Semyon Varlamov was the best Av early on, as he resisted a good-looking Kings power play and foiled an Anze Kopitar wraparound. (Yes, Kopitar beat defenders around the net and created a scoring chance. I'm surprised too.) Varlamov also had to act quickly after Drew Doughty went coast-to-coast and his deflected shot went straight to Mike Richards. It's worth noting he got plenty of help from his defense, who blocked nine shots in the first. At the other end, Scrivens provided a heads-up poke check on Ryan O'Reilly, but the rest of his period was rather dull.
The second period, as usual, consisted of one team getting crazily outshot but no one scoring; however, for once it was the Kings who had the ice tilted against them. The Avs picked up 16 shots and dominated the scoring chance battle, but Ben Scrivens was superb in net when called to action. He made four good saves on Paul Stastny in six minutes and helped kill off a penalty to Robyn Regehr. In general, he was able to showcase his particular brand of goaltending quite often. For example, the Kings committed a brutal neutral zone turnover to give Patrick Bordeleau a good look streaking down the ice, but Scrivens came way out of the net and held onto the shot. He also made a great save on Maxime Talbot near the end of the frame, coming across the crease to stop the tap-in.

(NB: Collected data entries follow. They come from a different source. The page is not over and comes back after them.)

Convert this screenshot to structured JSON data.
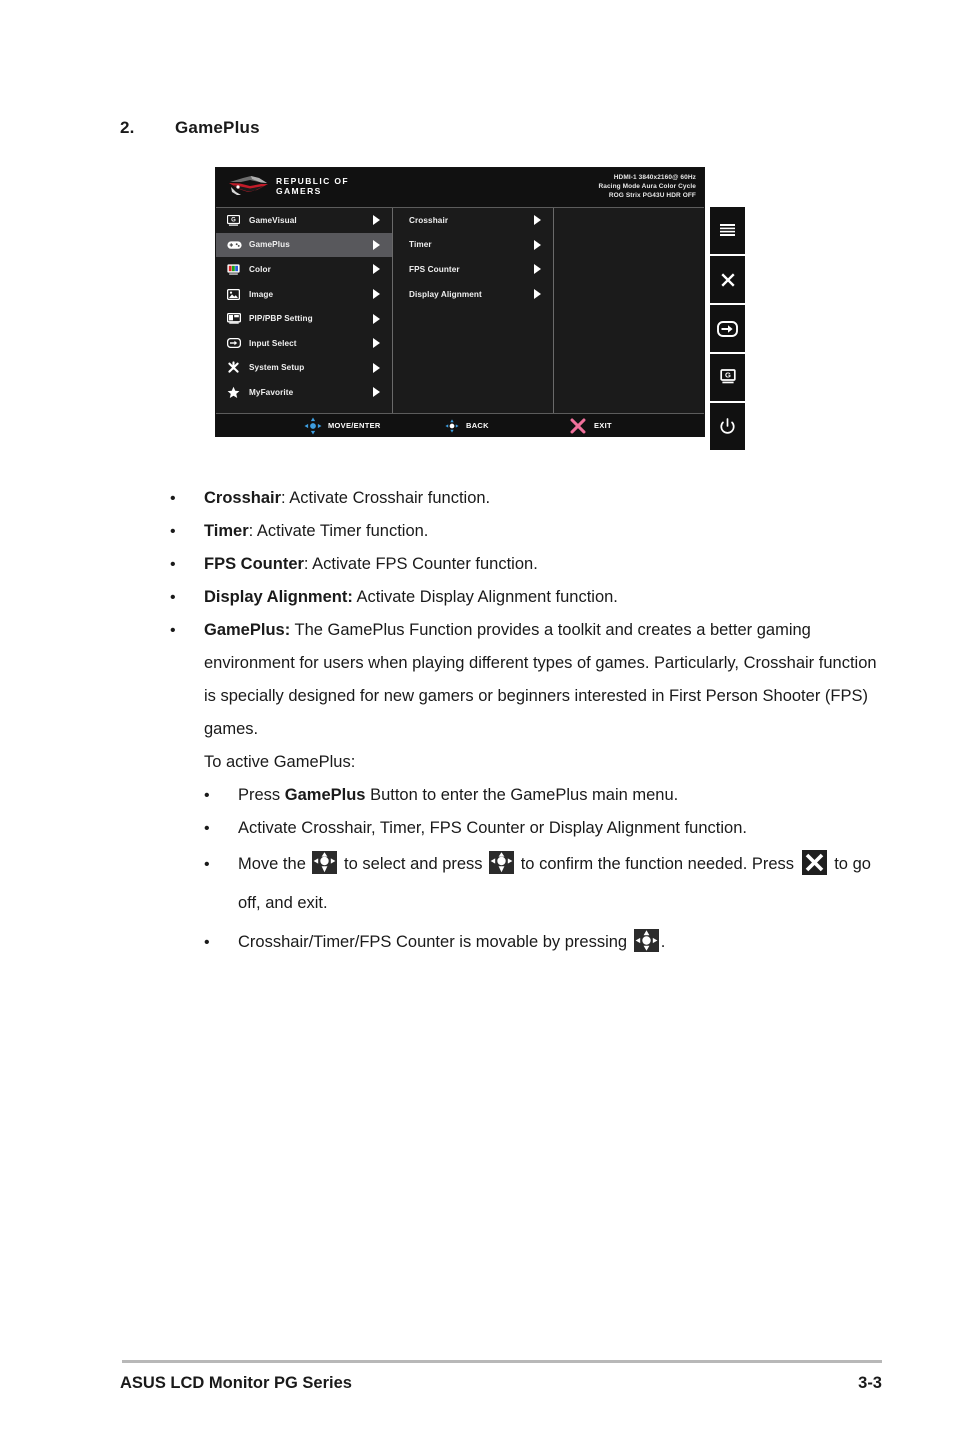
{
  "page": {
    "heading_number": "2.",
    "heading_title": "GamePlus",
    "footer_left": "ASUS LCD Monitor PG Series",
    "footer_right": "3-3"
  },
  "osd": {
    "brand_line1": "REPUBLIC OF",
    "brand_line2": "GAMERS",
    "logo_icon": "rog-logo-icon",
    "info": {
      "line1": "HDMI-1 3840x2160@ 60Hz",
      "line2": "Racing Mode Aura Color Cycle",
      "line3": "ROG Strix PG43U HDR OFF"
    },
    "colors": {
      "panel_bg": "#1b1b1b",
      "header_bg": "#111111",
      "selected_row": "#58585c",
      "divider": "#6a6a6a",
      "joystick_blue": "#3e9ee0",
      "exit_pink": "#f0709b",
      "text": "#f0f0f0"
    },
    "main_menu": [
      {
        "label": "GameVisual",
        "icon": "gamevisual-icon",
        "selected": false
      },
      {
        "label": "GamePlus",
        "icon": "gameplus-icon",
        "selected": true
      },
      {
        "label": "Color",
        "icon": "color-icon",
        "selected": false
      },
      {
        "label": "Image",
        "icon": "image-icon",
        "selected": false
      },
      {
        "label": "PIP/PBP Setting",
        "icon": "pip-pbp-icon",
        "selected": false
      },
      {
        "label": "Input Select",
        "icon": "input-select-icon",
        "selected": false
      },
      {
        "label": "System Setup",
        "icon": "system-setup-icon",
        "selected": false
      },
      {
        "label": "MyFavorite",
        "icon": "myfavorite-icon",
        "selected": false
      }
    ],
    "sub_menu": [
      {
        "label": "Crosshair"
      },
      {
        "label": "Timer"
      },
      {
        "label": "FPS Counter"
      },
      {
        "label": "Display Alignment"
      }
    ],
    "hints": [
      {
        "label": "MOVE/ENTER",
        "icon": "joystick-icon"
      },
      {
        "label": "BACK",
        "icon": "joystick-icon"
      },
      {
        "label": "EXIT",
        "icon": "close-x-icon"
      }
    ],
    "hw_buttons": [
      {
        "name": "menu-button",
        "icon": "hamburger-menu-icon"
      },
      {
        "name": "close-button",
        "icon": "close-x-icon"
      },
      {
        "name": "input-select-button",
        "icon": "input-arrow-icon"
      },
      {
        "name": "gamevisual-button",
        "icon": "gamevisual-g-icon"
      },
      {
        "name": "power-button",
        "icon": "power-icon"
      }
    ]
  },
  "content": {
    "b1_term": "Crosshair",
    "b1_rest": ": Activate Crosshair function.",
    "b2_term": "Timer",
    "b2_rest": ": Activate Timer function.",
    "b3_term": "FPS Counter",
    "b3_rest": ": Activate FPS Counter function.",
    "b4_term": "Display Alignment:",
    "b4_rest": " Activate Display Alignment function.",
    "b5_term": "GamePlus:",
    "b5_rest": " The GamePlus Function provides a toolkit and creates a better gaming environment for users when playing different types of games. Particularly, Crosshair function is specially designed for new gamers or beginners interested in First Person Shooter (FPS) games.",
    "b5_tail": "To active GamePlus:",
    "s1_pre": "Press ",
    "s1_bold": "GamePlus",
    "s1_post": " Button to enter the GamePlus main menu.",
    "s2": "Activate Crosshair, Timer, FPS Counter or Display Alignment function.",
    "s3_a": "Move the ",
    "s3_b": " to select and press ",
    "s3_c": " to confirm the function needed. Press ",
    "s3_d": " to go off, and exit.",
    "s4_a": "Crosshair/Timer/FPS Counter is movable by pressing ",
    "s4_b": ".",
    "bullet": "•"
  }
}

Scrivens would save his best stretch of play for the latter stretch of the third, but it wouldn't have been so crucial if the Kings had been able to generate some offense. Even a four-minute power play earned with a minute left in the second (after John Mitchell high-sticked his long-lost brother Willie) resulted in just two shots and no real threats to open the scoring. The Avalanche dominated the final two periods in attempted shots (Corsi), and dominated even more when you remove blocked shots from consideration (Fenwick, shown in the chart below from Extra Skater).

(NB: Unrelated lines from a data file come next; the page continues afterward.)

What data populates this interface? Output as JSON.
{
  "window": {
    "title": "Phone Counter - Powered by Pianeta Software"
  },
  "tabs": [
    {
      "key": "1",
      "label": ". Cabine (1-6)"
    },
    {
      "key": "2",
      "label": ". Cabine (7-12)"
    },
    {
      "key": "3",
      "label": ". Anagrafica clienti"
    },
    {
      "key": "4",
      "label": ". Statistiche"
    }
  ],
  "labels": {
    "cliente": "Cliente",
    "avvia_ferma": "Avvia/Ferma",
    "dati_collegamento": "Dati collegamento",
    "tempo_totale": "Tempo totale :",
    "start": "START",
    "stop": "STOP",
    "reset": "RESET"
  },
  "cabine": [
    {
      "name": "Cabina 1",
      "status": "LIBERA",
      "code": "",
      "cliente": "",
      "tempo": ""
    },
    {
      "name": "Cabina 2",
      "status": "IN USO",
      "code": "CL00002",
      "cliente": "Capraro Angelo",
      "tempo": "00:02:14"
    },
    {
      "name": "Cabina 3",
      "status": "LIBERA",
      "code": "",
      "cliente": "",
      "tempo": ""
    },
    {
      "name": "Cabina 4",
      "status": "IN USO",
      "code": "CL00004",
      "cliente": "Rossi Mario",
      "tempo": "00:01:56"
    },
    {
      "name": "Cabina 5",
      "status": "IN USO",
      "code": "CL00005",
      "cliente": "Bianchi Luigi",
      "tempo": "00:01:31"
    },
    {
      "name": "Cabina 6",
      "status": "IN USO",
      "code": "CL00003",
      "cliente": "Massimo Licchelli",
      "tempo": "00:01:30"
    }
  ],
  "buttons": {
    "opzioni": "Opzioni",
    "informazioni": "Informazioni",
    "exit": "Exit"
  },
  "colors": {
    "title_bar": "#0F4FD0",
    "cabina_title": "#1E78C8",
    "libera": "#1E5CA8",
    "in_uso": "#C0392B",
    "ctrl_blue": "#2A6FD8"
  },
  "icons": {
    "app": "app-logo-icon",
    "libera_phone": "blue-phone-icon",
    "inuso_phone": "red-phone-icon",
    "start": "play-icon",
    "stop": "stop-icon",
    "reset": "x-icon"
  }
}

That flat red line in the third is the four-minute power play. The flat blue line soon after was the final 12 minutes of the third; aside from an Alec Martinez missed shot with two seconds to go in regulation, the Kings got nothing in the direction of Semyon Varlamov. (Those 12 minutes came after the Kings' best chance of the night, when Slava Voynov got to the net and Dustin Brown put the puck in after Varlamov had covered up and gotten a whistle.) The incredibly steep red line circled on the graph? That's what happened when Willie Mitchell took a high-sticking penalty of his own and Colorado got six shots in 30 seconds. And Scrivens was utterly fantastic. Just watch:
The reason the Kings even earned a point tonight was Ben Scrivens. That save on Nathan MacKinnon might have been the best save Scrivens has made all season. Unfortunately, once the game got to overtime, Scrivens was finally beaten... by Jarret Stoll. Kopitar whiffed on a shot, leading to a 3-on-2 the other way. The Avs moved the puck well coming in, and John Mitchell set up a one-timer for Jamie McGinn . Scrivens made the save, but the rebound banked off of Jarret Stoll, who had left his feet and was sliding toward Scrivens. Stoll's momentum propelled the puck into the net, and the Avalanche deservedly picked up the bonus point.

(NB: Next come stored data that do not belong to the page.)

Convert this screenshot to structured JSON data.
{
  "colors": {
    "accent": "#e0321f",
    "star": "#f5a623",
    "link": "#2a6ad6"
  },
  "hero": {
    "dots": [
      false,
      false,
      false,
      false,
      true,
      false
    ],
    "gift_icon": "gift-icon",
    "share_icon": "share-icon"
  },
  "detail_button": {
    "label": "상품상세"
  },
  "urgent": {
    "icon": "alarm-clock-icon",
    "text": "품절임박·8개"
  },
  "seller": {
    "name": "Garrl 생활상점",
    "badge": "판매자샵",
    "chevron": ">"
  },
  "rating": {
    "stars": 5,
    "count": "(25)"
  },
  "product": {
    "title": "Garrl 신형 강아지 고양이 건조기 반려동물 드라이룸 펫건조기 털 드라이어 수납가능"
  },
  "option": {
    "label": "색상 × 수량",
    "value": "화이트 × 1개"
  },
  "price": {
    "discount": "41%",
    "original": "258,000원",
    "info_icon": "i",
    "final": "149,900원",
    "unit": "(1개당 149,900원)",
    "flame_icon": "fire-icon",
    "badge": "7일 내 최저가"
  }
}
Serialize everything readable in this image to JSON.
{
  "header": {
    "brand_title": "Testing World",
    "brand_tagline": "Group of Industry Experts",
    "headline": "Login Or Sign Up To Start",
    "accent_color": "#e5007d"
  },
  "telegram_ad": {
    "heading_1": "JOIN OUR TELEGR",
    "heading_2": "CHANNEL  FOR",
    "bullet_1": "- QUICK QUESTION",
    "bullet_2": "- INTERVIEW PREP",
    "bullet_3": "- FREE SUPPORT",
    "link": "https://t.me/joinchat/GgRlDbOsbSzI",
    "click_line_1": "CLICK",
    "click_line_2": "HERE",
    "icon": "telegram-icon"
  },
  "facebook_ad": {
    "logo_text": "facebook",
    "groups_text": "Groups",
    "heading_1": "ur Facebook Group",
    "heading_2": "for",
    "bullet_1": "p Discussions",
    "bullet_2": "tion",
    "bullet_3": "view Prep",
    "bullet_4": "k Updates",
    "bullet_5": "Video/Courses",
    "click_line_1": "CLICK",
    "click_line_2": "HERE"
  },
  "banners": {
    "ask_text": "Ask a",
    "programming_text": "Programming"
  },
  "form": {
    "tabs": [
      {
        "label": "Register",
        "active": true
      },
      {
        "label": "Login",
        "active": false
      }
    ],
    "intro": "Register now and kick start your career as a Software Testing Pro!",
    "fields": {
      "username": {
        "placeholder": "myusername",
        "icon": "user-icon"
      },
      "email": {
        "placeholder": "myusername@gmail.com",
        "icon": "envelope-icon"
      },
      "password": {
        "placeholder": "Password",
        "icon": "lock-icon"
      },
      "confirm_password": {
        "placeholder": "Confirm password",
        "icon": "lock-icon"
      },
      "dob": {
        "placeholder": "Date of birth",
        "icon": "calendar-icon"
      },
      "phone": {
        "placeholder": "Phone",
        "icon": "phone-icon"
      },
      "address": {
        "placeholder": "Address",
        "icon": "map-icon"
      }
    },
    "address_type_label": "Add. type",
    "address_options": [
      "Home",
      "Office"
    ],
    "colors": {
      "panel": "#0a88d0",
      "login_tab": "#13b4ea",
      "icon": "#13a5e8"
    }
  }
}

Tonight was the first time all season the Kings have been shut out. So, yeah, Darryl Sutter may want to reconsider his old lines. Carcillo-Fraser-Vey wasn't too bad as the fourth line, and Fraser-Vey again did some penalty killing work. But swapping the top three left wingers to put King and Brown back in the top six might be prudent. It's clear that the Kings' best lineup isn't one with Tanner Pearson in the top six (yet), and the rapidly improving Matt Frattin was sorely missed. Heading into crucial matchups with San Jose and Vancouver, LA needs to find their scoring touch again.